КЛЭР: Генри держит луковицу, мрачно смотрит на меня и говорит:
–
ГЕНРИ: Просыпаюсь посреди ночи, ощущение такое, что тысячи зубастых насекомых глодают мои ноги, и я падаю, не успев вытряхнуть викодин из бутылки. Свернувшись, лежу на полу, но это не наш пол, это другой пол и другая ночь. Где я? В глазах мерцает от боли, темно, и запах такой странный. Что он мне напоминает? Отбеливатель. Пот. Духи, такие знакомые, но… не может быть…
Шаги на лестнице, кто-то поднимается, голоса, ключ открывает несколько замков (где спрятаться?), дверь отворяется. Я ползу по полу, когда резко зажигается свет и взрывается в моей голове, и женский голос шепчет: «Боже мой». Я думаю: «Нет, этого просто не может быть», дверь закрывается, я слышу, как Ингрид говорит: «Селия, тебе пора», Селия протестует, и они стоят с другой стороны двери, спорят, а я беспомощно осматриваюсь, но выхода нет. Должно быть, это квартира Ингрид на Кларк-стрит, где я никогда не был, но вещи ее, и я с ошеломлением узнаю спинку кресла, мраморный журнальный столик в форме почки, заваленный модными журналами, уродливый оранжевый диван, такой знакомый; бросаю безнадежный взгляд, чем бы прикрыться, но единственная ткань в этой крошечной комнате – это вязаный шерстяной платок, совершенно не гармонирующий с диваном, я хватаю его и заматываюсь, забрасываю себя на диван, и Ингрид снова открывает дверь. Долго-долго неподвижно стоит в дверях, глядя на меня, и я смотрю на нее и думаю: «О Инг, зачем ты с собой такое сделала?»

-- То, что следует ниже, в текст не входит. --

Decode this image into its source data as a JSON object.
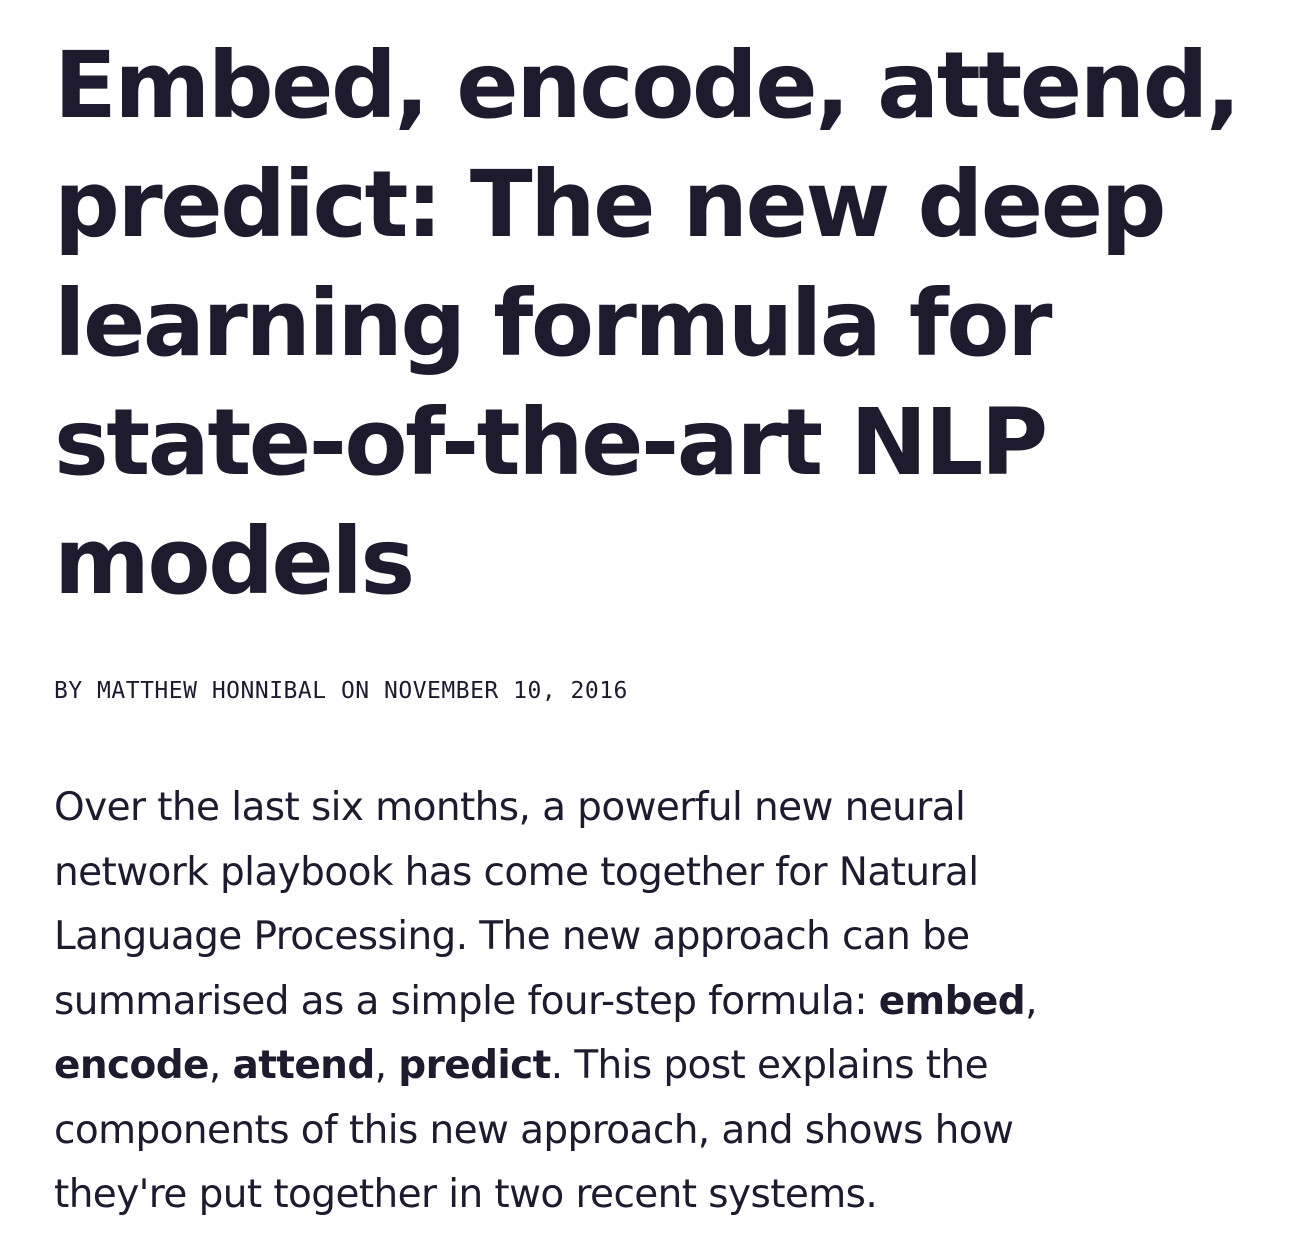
{
  "article": {
    "title_lines": [
      "Embed, encode, attend,",
      "predict: The new deep",
      "learning formula for",
      "state-of-the-art NLP",
      "models"
    ],
    "byline": {
      "prefix": "BY ",
      "author": "MATTHEW HONNIBAL",
      "middle": " ON ",
      "date": "NOVEMBER 10, 2016"
    },
    "intro": {
      "line1": "Over the last six months, a powerful new neural",
      "line2": "network playbook has come together for Natural",
      "line3": "Language Processing. The new approach can be",
      "line4_text": "summarised as a simple four-step formula: ",
      "line4_bold": "embed",
      "line4_end": ",",
      "line5_bold1": "encode",
      "sep1": ", ",
      "line5_bold2": "attend",
      "sep2": ", ",
      "line5_bold3": "predict",
      "line5_text": ". This post explains the",
      "line6": "components of this new approach, and shows how",
      "line7": "they're put together in two recent systems."
    }
  }
}
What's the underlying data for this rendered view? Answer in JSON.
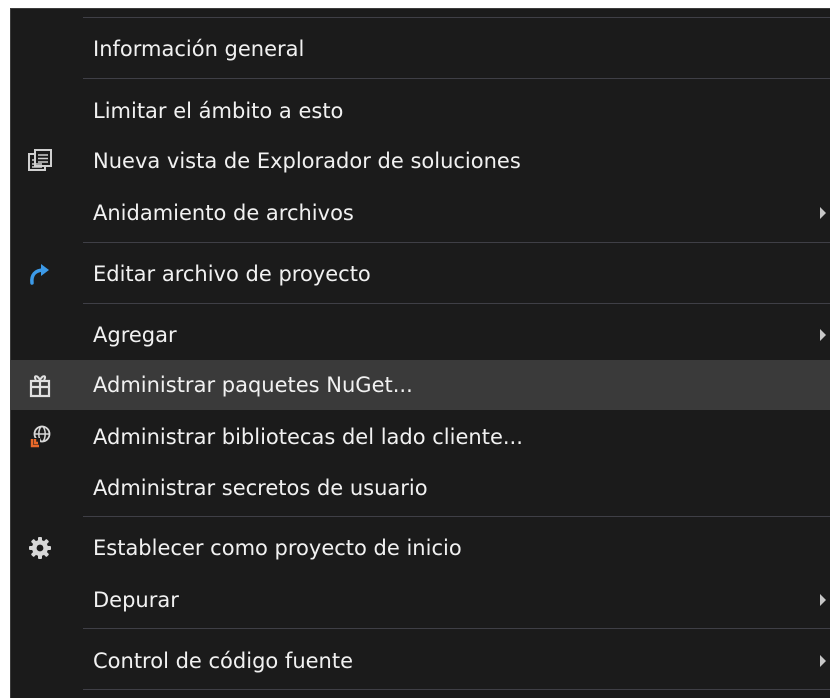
{
  "menu": {
    "items": [
      {
        "label": "Información general"
      },
      {
        "label": "Limitar el ámbito a esto"
      },
      {
        "label": "Nueva vista de Explorador de soluciones",
        "icon": "solution-explorer-view-icon"
      },
      {
        "label": "Anidamiento de archivos",
        "submenu": true
      },
      {
        "label": "Editar archivo de proyecto",
        "icon": "edit-project-arrow-icon"
      },
      {
        "label": "Agregar",
        "submenu": true
      },
      {
        "label": "Administrar paquetes NuGet...",
        "icon": "nuget-package-icon",
        "highlighted": true
      },
      {
        "label": "Administrar bibliotecas del lado cliente...",
        "icon": "client-libraries-icon"
      },
      {
        "label": "Administrar secretos de usuario"
      },
      {
        "label": "Establecer como proyecto de inicio",
        "icon": "gear-icon"
      },
      {
        "label": "Depurar",
        "submenu": true
      },
      {
        "label": "Control de código fuente",
        "submenu": true
      }
    ]
  },
  "colors": {
    "background": "#1b1b1b",
    "highlight": "#3a3a3a",
    "text": "#f1f1f1",
    "separator": "#3f3f46",
    "accent_blue": "#3c9ae8",
    "accent_orange": "#e8692a"
  }
}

Ингрид, которая живет в моей памяти, это пылкая блондинка, ангел свежести, которую я встретил в июле 1988 года на вечеринке в «Джимбос-Форсе»; Ингрид Кармайкл была опустошающей и непревзойденной, окруженной ореолом богатства, красоты и апатии. Ингрид, которая стоит, глядя на меня сейчас, – это костлявая, жесткая и усталая женщина; она стоит, склонив голову набок, и смотрит на меня с удивлением и презрением. Ни она, ни я не знаем, что сказать. Наконец она снимает пальто, бросает его на стул и садится на другой край дивана. На ней кожаные штаны. Они немного скрипят, когда она садится.
– Генри.
– Ингрид.
– Что ты здесь делаешь?
– Не знаю. Прости. Я просто… ну, ты знаешь. Пожимаю плечами. Ноги болят так сильно, что мне почти наплевать, где я.
– Выглядишь дерьмово.
– Постоянная боль.
– Забавно. У меня тоже.
– Я имею в виду физическую боль.
– Почему?
Ингрид будет наплевать, даже если я вдруг сгорю заживо прямо перед ней. Отбрасываю платок и показываю на обрубки.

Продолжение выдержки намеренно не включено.